Publicado 16/05/2026 10:44

Pelo menos onze pessoas foram detidas em Londres durante os protestos pró-Palestina e de extrema direita

16 de maio de 2026, Londres, Reino Unido: Londres, Reino Unido. Manifestantes participam da manifestação “Unite The Kingdom”, organizada pelo nacionalista de extrema direita Tommy Robinson.
Europa Press/Contacto/Ray Tang

MADRID 16 maio (EUROPA PRESS) -

Pelo menos onze pessoas foram detidas durante o dia deste sábado em Londres, onde ocorreram duas grandes manifestações, uma pró-palestina e outra de extrema direita, em um dia que coincide também com a celebração da final da FA Cup de futebol.
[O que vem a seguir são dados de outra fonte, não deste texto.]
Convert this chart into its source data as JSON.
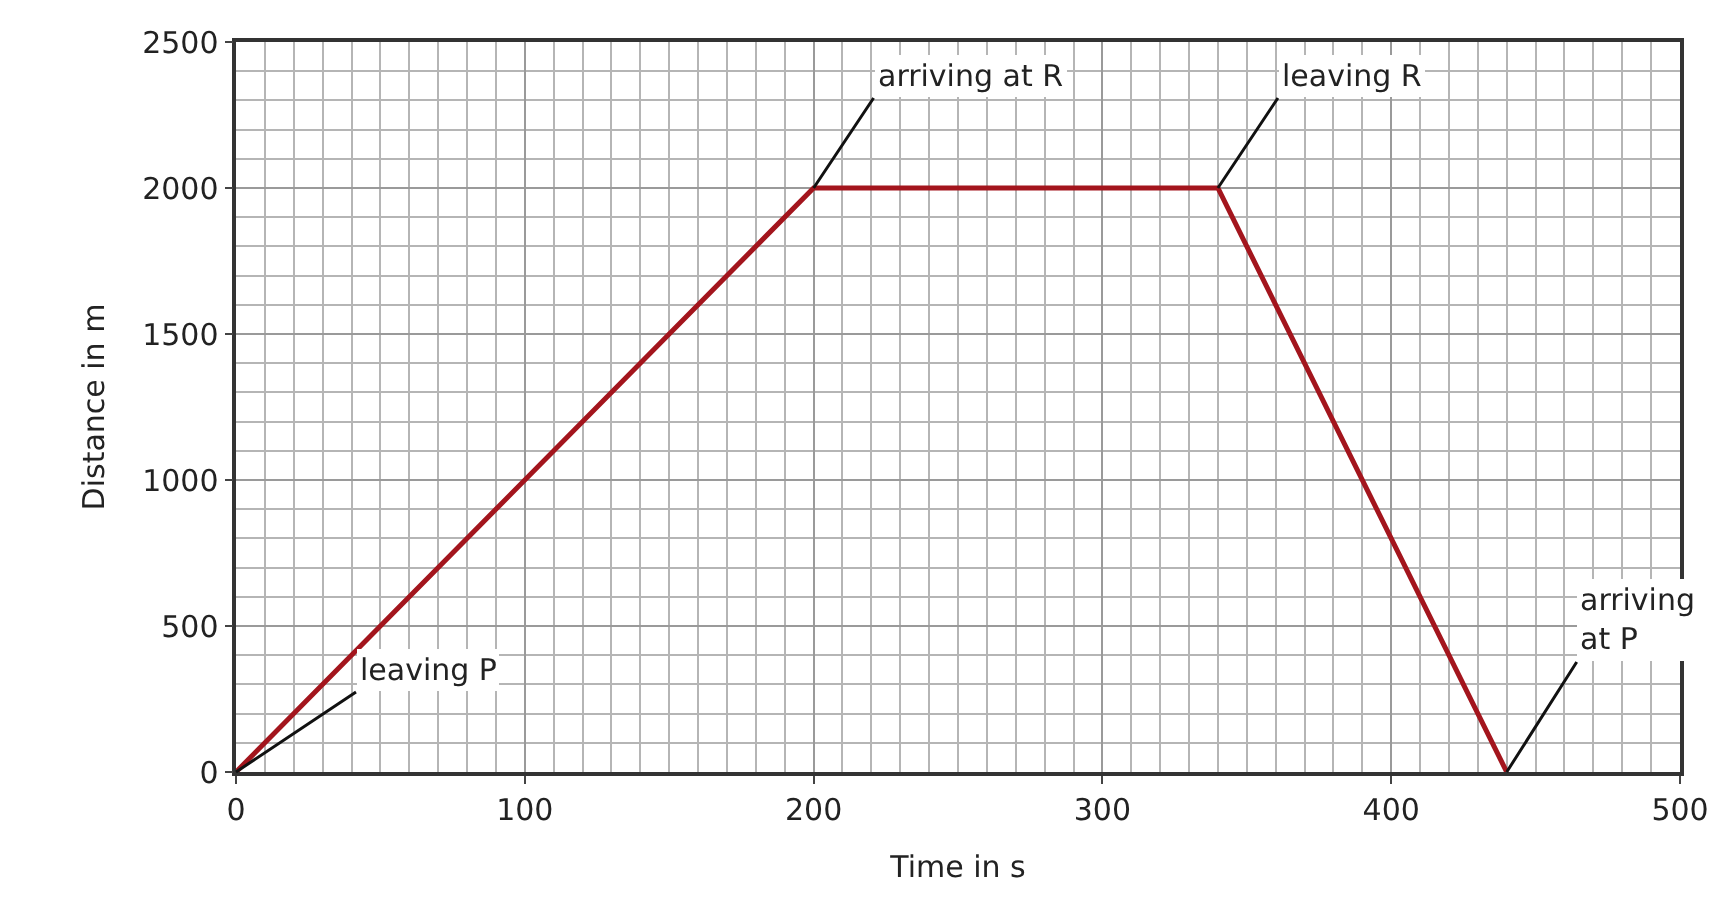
{
  "chart_data": {
    "type": "line",
    "xlabel": "Time in s",
    "ylabel": "Distance in m",
    "x": [
      0,
      200,
      340,
      440
    ],
    "series": [
      {
        "color": "#a3151d",
        "values": [
          0,
          2000,
          2000,
          0
        ]
      }
    ],
    "xlim": [
      0,
      500
    ],
    "xticks": [
      0,
      100,
      200,
      300,
      400,
      500
    ],
    "ylim": [
      0,
      2500
    ],
    "yticks": [
      0,
      500,
      1000,
      1500,
      2000,
      2500
    ],
    "grid": true,
    "marker": "none",
    "line_style": "solid",
    "annotations": [
      {
        "text": "leaving P",
        "x": 0,
        "y": 0
      },
      {
        "text": "arriving at R",
        "x": 200,
        "y": 2000
      },
      {
        "text": "leaving R",
        "x": 340,
        "y": 2000
      },
      {
        "text": "arriving\nat P",
        "x": 440,
        "y": 0
      }
    ]
  }
}
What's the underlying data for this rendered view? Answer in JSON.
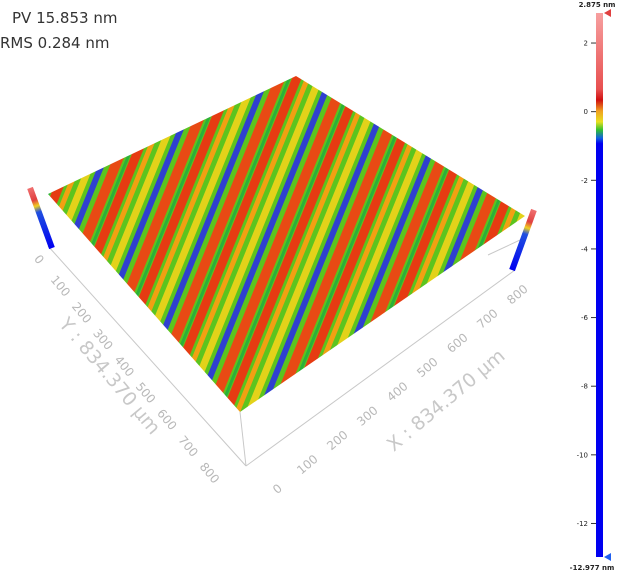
{
  "stats": {
    "pv": "PV 15.853 nm",
    "rms": "RMS 0.284 nm"
  },
  "surface": {
    "y_axis": {
      "title": "Y : 834.370 µm",
      "ticks": [
        0,
        100,
        200,
        300,
        400,
        500,
        600,
        700,
        800
      ]
    },
    "x_axis": {
      "title": "X : 834.370 µm",
      "ticks": [
        0,
        100,
        200,
        300,
        400,
        500,
        600,
        700,
        800
      ]
    }
  },
  "colorbar": {
    "max": {
      "value": 2.875,
      "label": "2.875 nm"
    },
    "min": {
      "value": -12.977,
      "label": "-12.977 nm"
    },
    "ticks": [
      2,
      0,
      -2,
      -4,
      -6,
      -8,
      -10,
      -12
    ]
  }
}
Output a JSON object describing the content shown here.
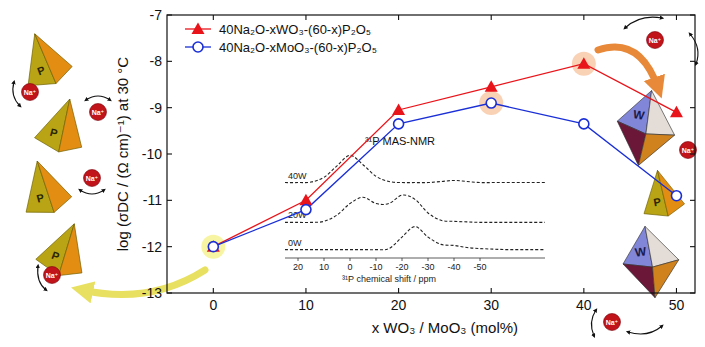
{
  "chart_data": [
    {
      "type": "line",
      "x_label": "x WO₃ / MoO₃ (mol%)",
      "y_label": "log (σDC / (Ω cm)⁻¹) at 30 °C",
      "x": [
        0,
        10,
        20,
        30,
        40,
        50
      ],
      "xlim": [
        -5,
        52
      ],
      "xticks": [
        0,
        10,
        20,
        30,
        40,
        50
      ],
      "ylim": [
        -13,
        -7
      ],
      "yticks": [
        -13,
        -12,
        -11,
        -10,
        -9,
        -8,
        -7
      ],
      "legend": "upper left",
      "series": [
        {
          "name": "40Na₂O-xWO₃-(60-x)P₂O₅",
          "color": "#e8141a",
          "marker": "triangle",
          "line_style": "solid",
          "values": [
            -12.0,
            -11.0,
            -9.05,
            -8.55,
            -8.05,
            -9.1
          ]
        },
        {
          "name": "40Na₂O-xMoO₃-(60-x)P₂O₅",
          "color": "#1a2fd6",
          "marker": "open-circle",
          "line_style": "solid",
          "values": [
            -12.0,
            -11.2,
            -9.35,
            -8.9,
            -9.35,
            -10.9
          ]
        }
      ]
    },
    {
      "type": "line",
      "title": "³¹P MAS-NMR",
      "x_label": "³¹P chemical shift / ppm",
      "x": [
        25,
        20,
        15,
        10,
        5,
        0,
        -5,
        -10,
        -15,
        -20,
        -25,
        -30,
        -35,
        -40,
        -45,
        -50,
        -55,
        -60,
        -65,
        -70,
        -75
      ],
      "xlim": [
        25,
        -75
      ],
      "xticks": [
        20,
        10,
        0,
        -10,
        -20,
        -30,
        -40,
        -50
      ],
      "ylim": [
        0,
        10.5
      ],
      "tick_labels": "x",
      "line_style": "dashed",
      "series": [
        {
          "name": "40W",
          "color": "#222222",
          "values": [
            7.2,
            7.2,
            7.25,
            7.7,
            8.8,
            9.8,
            8.9,
            7.8,
            7.3,
            7.2,
            7.2,
            7.2,
            7.3,
            7.4,
            7.3,
            7.2,
            7.2,
            7.2,
            7.2,
            7.2,
            7.2
          ]
        },
        {
          "name": "20W",
          "color": "#222222",
          "values": [
            3.4,
            3.4,
            3.4,
            3.5,
            4.1,
            5.2,
            5.8,
            5.2,
            5.2,
            6.0,
            5.6,
            4.3,
            3.6,
            3.5,
            3.45,
            3.4,
            3.4,
            3.4,
            3.4,
            3.4,
            3.4
          ]
        },
        {
          "name": "0W",
          "color": "#222222",
          "values": [
            0.8,
            0.8,
            0.8,
            0.8,
            0.8,
            0.8,
            0.8,
            0.8,
            0.9,
            2.0,
            3.0,
            2.0,
            1.3,
            1.2,
            1.0,
            0.9,
            0.85,
            0.8,
            0.8,
            0.8,
            0.8
          ]
        }
      ]
    }
  ],
  "illustration": {
    "ion": "Na⁺",
    "phosphorus": "P",
    "tungsten": "W"
  }
}
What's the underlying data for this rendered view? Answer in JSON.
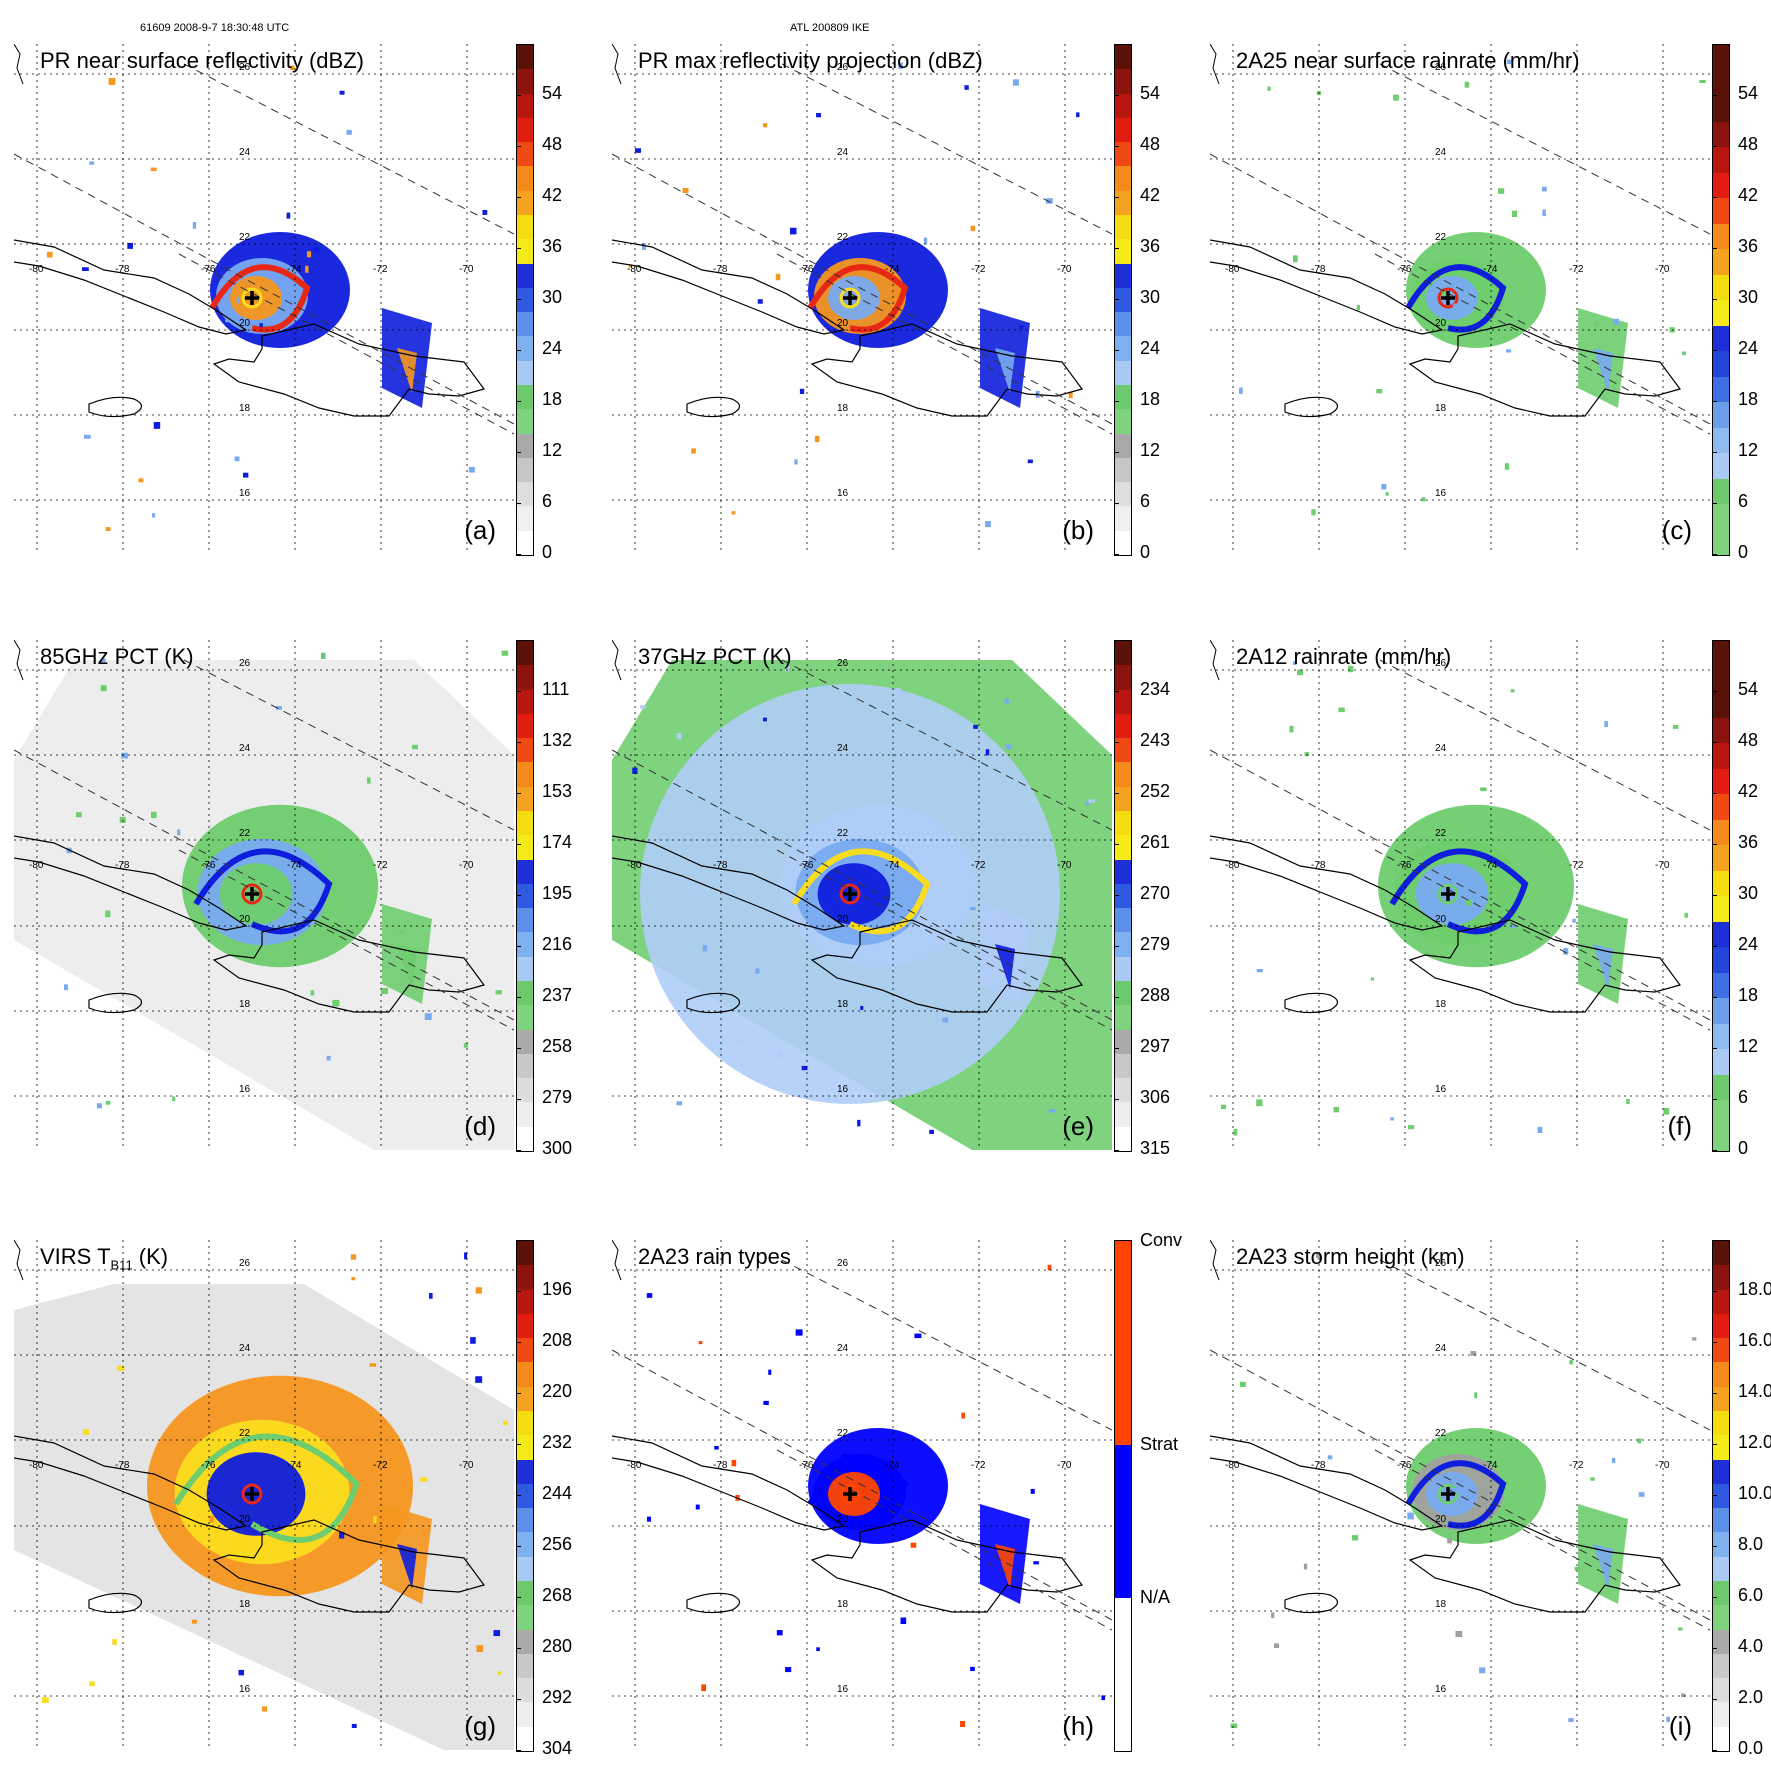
{
  "header": {
    "left": "61609 2008-9-7 18:30:48 UTC",
    "center": "ATL 200809 IKE"
  },
  "coords": {
    "lon_labels": [
      "-80",
      "-78",
      "-76",
      "-74",
      "-72",
      "-70"
    ],
    "lat_labels": [
      "26",
      "24",
      "22",
      "20",
      "18",
      "16"
    ]
  },
  "panels": [
    {
      "id": "a",
      "label": "(a)",
      "title": "PR near surface reflectivity (dBZ)",
      "sub": "",
      "unit": "",
      "scale": [
        "0",
        "6",
        "12",
        "18",
        "24",
        "30",
        "36",
        "42",
        "48",
        "54"
      ],
      "colors": [
        "#ffffff",
        "#efefef",
        "#dddddd",
        "#c6c6c6",
        "#a9a9a9",
        "#7fd37f",
        "#6cc96c",
        "#a9c8f2",
        "#7fb0ef",
        "#5b8fe8",
        "#2f59e0",
        "#1f2fd8",
        "#f5ea18",
        "#f5dc10",
        "#f5a31e",
        "#f58a1c",
        "#f04a14",
        "#e21e10",
        "#b8160e",
        "#8b140e",
        "#5a1208"
      ],
      "fields": [
        "rgb(14,30,220)",
        "rgb(120,170,240)",
        "rgb(245,150,30)",
        "rgb(230,40,20)",
        "rgb(250,220,30)"
      ],
      "coverage": "pr"
    },
    {
      "id": "b",
      "label": "(b)",
      "title": "PR max reflectivity projection (dBZ)",
      "sub": "",
      "unit": "",
      "scale": [
        "0",
        "6",
        "12",
        "18",
        "24",
        "30",
        "36",
        "42",
        "48",
        "54"
      ],
      "colors": [
        "#ffffff",
        "#efefef",
        "#dddddd",
        "#c6c6c6",
        "#a9a9a9",
        "#7fd37f",
        "#6cc96c",
        "#a9c8f2",
        "#7fb0ef",
        "#5b8fe8",
        "#2f59e0",
        "#1f2fd8",
        "#f5ea18",
        "#f5dc10",
        "#f5a31e",
        "#f58a1c",
        "#f04a14",
        "#e21e10",
        "#b8160e",
        "#8b140e",
        "#5a1208"
      ],
      "fields": [
        "rgb(14,30,220)",
        "rgb(245,150,30)",
        "rgb(120,170,240)",
        "rgb(230,40,20)",
        "rgb(250,220,30)"
      ],
      "coverage": "pr"
    },
    {
      "id": "c",
      "label": "(c)",
      "title": "2A25 near surface rainrate (mm/hr)",
      "sub": "",
      "unit": "",
      "scale": [
        "0",
        "6",
        "12",
        "18",
        "24",
        "30",
        "36",
        "42",
        "48",
        "54"
      ],
      "colors": [
        "#7fd37f",
        "#7fd37f",
        "#6cc96c",
        "#a9c8f2",
        "#8fbaf0",
        "#6a9eeb",
        "#3f6fe3",
        "#2345db",
        "#1f2fd8",
        "#f5ea18",
        "#f5dc10",
        "#f5a31e",
        "#f58a1c",
        "#f04a14",
        "#e21e10",
        "#b8160e",
        "#8b140e",
        "#5a1208",
        "#5a1208",
        "#5a1208"
      ],
      "fields": [
        "rgb(110,205,110)",
        "rgb(110,205,110)",
        "rgb(120,170,240)",
        "rgb(14,30,220)",
        "rgb(230,40,20)"
      ],
      "coverage": "pr"
    },
    {
      "id": "d",
      "label": "(d)",
      "title": "85GHz PCT (K)",
      "sub": "",
      "unit": "",
      "scale": [
        "300",
        "279",
        "258",
        "237",
        "216",
        "195",
        "174",
        "153",
        "132",
        "111"
      ],
      "colors": [
        "#ffffff",
        "#eeeeee",
        "#dcdcdc",
        "#c8c8c8",
        "#aaaaaa",
        "#7fd37f",
        "#6cc96c",
        "#a9c8f2",
        "#7fb0ef",
        "#5b8fe8",
        "#2f59e0",
        "#1f2fd8",
        "#f5ea18",
        "#f5dc10",
        "#f5a31e",
        "#f58a1c",
        "#f04a14",
        "#e21e10",
        "#b8160e",
        "#8b140e",
        "#5a1208"
      ],
      "fields": [
        "rgb(110,205,110)",
        "rgb(120,170,240)",
        "rgb(110,205,110)",
        "rgb(14,30,220)",
        "rgb(230,40,20)"
      ],
      "coverage": "tmi_gray"
    },
    {
      "id": "e",
      "label": "(e)",
      "title": "37GHz PCT (K)",
      "sub": "",
      "unit": "",
      "scale": [
        "315",
        "306",
        "297",
        "288",
        "279",
        "270",
        "261",
        "252",
        "243",
        "234"
      ],
      "colors": [
        "#ffffff",
        "#eeeeee",
        "#dcdcdc",
        "#c8c8c8",
        "#aaaaaa",
        "#7fd37f",
        "#6cc96c",
        "#a9c8f2",
        "#7fb0ef",
        "#5b8fe8",
        "#2f59e0",
        "#1f2fd8",
        "#f5ea18",
        "#f5dc10",
        "#f5a31e",
        "#f58a1c",
        "#f04a14",
        "#e21e10",
        "#b8160e",
        "#8b140e",
        "#5a1208"
      ],
      "fields": [
        "rgb(175,205,248)",
        "rgb(120,170,240)",
        "rgb(14,30,220)",
        "rgb(250,220,30)",
        "rgb(230,40,20)"
      ],
      "coverage": "tmi_green"
    },
    {
      "id": "f",
      "label": "(f)",
      "title": "2A12 rainrate (mm/hr)",
      "sub": "",
      "unit": "",
      "scale": [
        "0",
        "6",
        "12",
        "18",
        "24",
        "30",
        "36",
        "42",
        "48",
        "54"
      ],
      "colors": [
        "#7fd37f",
        "#7fd37f",
        "#6cc96c",
        "#a9c8f2",
        "#8fbaf0",
        "#6a9eeb",
        "#3f6fe3",
        "#2345db",
        "#1f2fd8",
        "#f5ea18",
        "#f5dc10",
        "#f5a31e",
        "#f58a1c",
        "#f04a14",
        "#e21e10",
        "#b8160e",
        "#8b140e",
        "#5a1208",
        "#5a1208",
        "#5a1208"
      ],
      "fields": [
        "rgb(110,205,110)",
        "rgb(110,205,110)",
        "rgb(120,170,240)",
        "rgb(14,30,220)",
        "rgb(110,205,110)"
      ],
      "coverage": "tmi"
    },
    {
      "id": "g",
      "label": "(g)",
      "title": "VIRS T",
      "sub": "B11",
      "unit": " (K)",
      "scale": [
        "304",
        "292",
        "280",
        "268",
        "256",
        "244",
        "232",
        "220",
        "208",
        "196"
      ],
      "colors": [
        "#ffffff",
        "#eeeeee",
        "#dcdcdc",
        "#c8c8c8",
        "#aaaaaa",
        "#7fd37f",
        "#6cc96c",
        "#a9c8f2",
        "#7fb0ef",
        "#5b8fe8",
        "#2f59e0",
        "#1f2fd8",
        "#f5ea18",
        "#f5dc10",
        "#f5a31e",
        "#f58a1c",
        "#f04a14",
        "#e21e10",
        "#b8160e",
        "#8b140e",
        "#5a1208"
      ],
      "fields": [
        "rgb(245,150,30)",
        "rgb(250,220,30)",
        "rgb(14,30,220)",
        "rgb(110,205,110)",
        "rgb(230,40,20)"
      ],
      "coverage": "virs"
    },
    {
      "id": "h",
      "label": "(h)",
      "title": "2A23 rain types",
      "sub": "",
      "unit": "",
      "scale": [
        "N/A",
        "Strat",
        "Conv"
      ],
      "colors": [
        "#ffffff",
        "#0000ff",
        "#ff4500"
      ],
      "fields": [
        "rgb(0,0,255)",
        "rgb(0,0,255)",
        "rgb(255,69,0)",
        "rgb(0,0,255)",
        "rgb(255,69,0)"
      ],
      "coverage": "pr"
    },
    {
      "id": "i",
      "label": "(i)",
      "title": "2A23 storm height (km)",
      "sub": "",
      "unit": "",
      "scale": [
        "0.0",
        "2.0",
        "4.0",
        "6.0",
        "8.0",
        "10.0",
        "12.0",
        "14.0",
        "16.0",
        "18.0"
      ],
      "colors": [
        "#ffffff",
        "#eeeeee",
        "#dcdcdc",
        "#c8c8c8",
        "#aaaaaa",
        "#7fd37f",
        "#6cc96c",
        "#a9c8f2",
        "#7fb0ef",
        "#5b8fe8",
        "#2f59e0",
        "#1f2fd8",
        "#f5ea18",
        "#f5dc10",
        "#f5a31e",
        "#f58a1c",
        "#f04a14",
        "#e21e10",
        "#b8160e",
        "#8b140e",
        "#5a1208"
      ],
      "fields": [
        "rgb(110,205,110)",
        "rgb(160,160,160)",
        "rgb(120,170,240)",
        "rgb(14,30,220)",
        "rgb(110,205,110)"
      ],
      "coverage": "pr"
    }
  ]
}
“Até às 13h, ocorreram onze detenções por diversas infrações (...). As duas marchas seguem pelos percursos previstos”, informou a Polícia Metropolitana de Londres.

A polícia mobilizou cerca de 4.000 agentes para garantir a segurança durante o dia de protestos, com uma manifestação convocada pelo político de extrema direita Tommy Robinson e outra convocada para lembrar o Dia da Nakba, ou Desastre Palestino.

Robinson organizou uma marcha sob o lema “Unamos o Reino” entre Kingsway e a Praça do Parlamento, e milhares de pessoas aderiram ao protesto, muitas delas vindas de fora de Londres.

Robinson, cujo nome verdadeiro é Stephen Yaxley-Lennon, é conhecido por seu discurso radical anti-islâmico, pois considera que um muçulmano não pode ser inglês e que o islamismo é uma ameaça para o país. Ele também denuncia um declínio da cultura britânica devido à imigração e critica especialmente as políticas do primeiro-ministro Keir Starmer, do Partido Trabalhista.

Por outro lado, dezenas de milhares de pessoas compareceram à manifestação pelo Dia da Nakba, ou Tragédia Palestina, que coincide com o aniversário da criação do Estado de Israel e da expulsão forçada da população palestina.

O ministro da Justiça, David Lammy, advertiu que as autoridades intervirão “rapidamente” caso haja violência durante essas manifestações. Além disso, ele criticou a convocação da extrema direita por “propagar o ódio e a divisão”.

“Eles não são um reflexo do Reino Unido do qual tenho tanto orgulho. O protesto pacífico é um direito fundamental e sempre o protegerei, mas se o protesto degenerar em violência, agiremos rapidamente”, advertiu.